The human genome is only one of the genomes that are contained within our bodies. Studying the genomes of the various microbes living within us (the 'microbiome') will present interesting challenges. For example, it is increasingly clear that while the species in a microbiome can change, the metabolic profile remains more constant. Karen Nelson (J Craig Venter Institute, USA) introduced and chaired this session and discussed the creation of a catalog of reference genomes - necessary because only 1% of bacteria have been previously cultivated - and how the microbiome present in the human 'superorganism' can change over as a disease progresses. Mihai Pop (University of Maryland, USA) mentioned that assembly is an almost impossible task; it is more challenging to assemble the gut microbiome than the microbiome of the teeth and vagina. Ian Wilson (The Scripps Research Institute, USA) described how high-throughput structural genomics is aiding in the understanding of the microbiome. Maria Giovanni (National Institute of Allergy and Infectious Disease (NIAID), USA) and Sarah Highlander (Baylor College of Medicine, USA) described the roles of NIAID and the Human Microbiome Project in providing funding and leadership in developing bioinformatics approaches to help address the challenges faced in this field, for example filling in gaps of the phylogenetic tree depicting the 'normal flora' of the human body.
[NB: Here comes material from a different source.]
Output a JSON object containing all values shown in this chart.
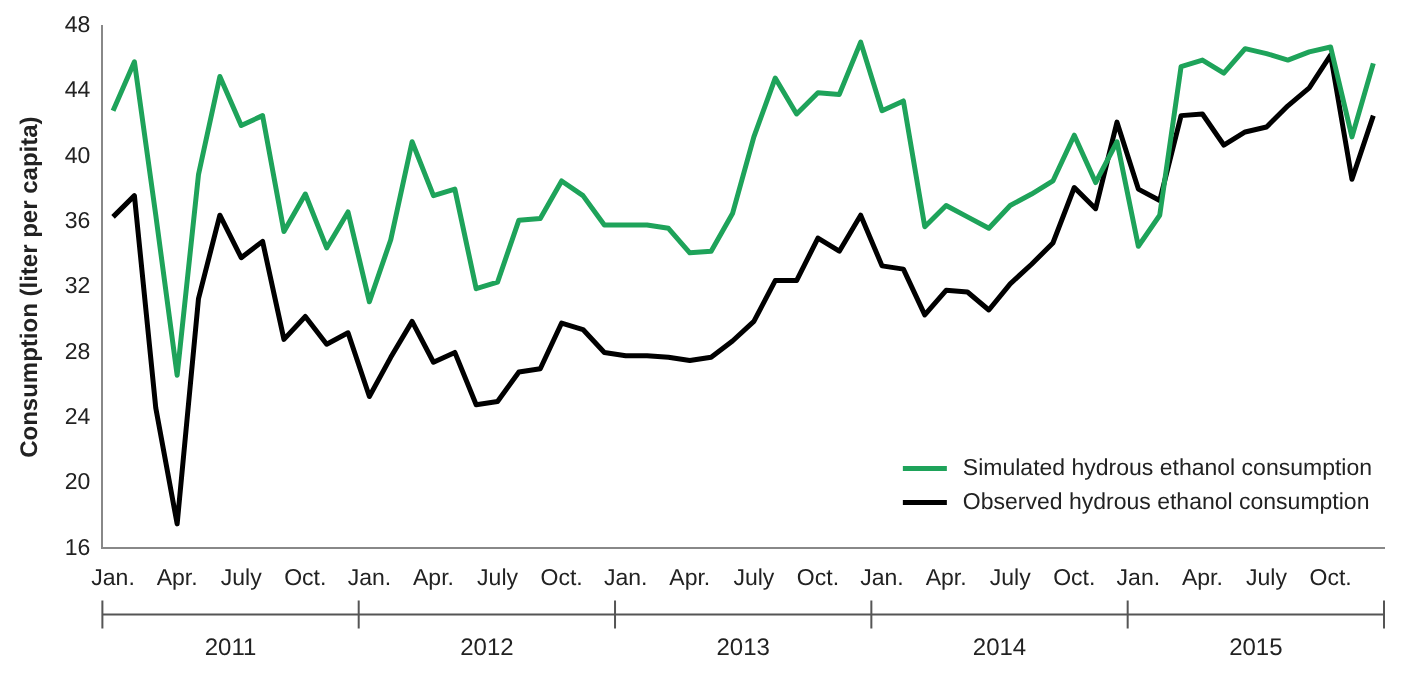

Although modern researchers must increasingly be mindful of the computer resources necessary to solve current biological problems (including internet routers, disk storage devices, number of processors available to work in parallel, etc.), as routine tasks become automated, we can look forward to moving towards real-life, practical uses of genomic technologies in clinical and other settings. Until then, as Schatz mentioned during his presentation - "A word of caution: new technologies are new."
I thank Ben Busby (NCBI, NLM, NIH, Bethesda MD) and Linda Kristensen for helpful feedback.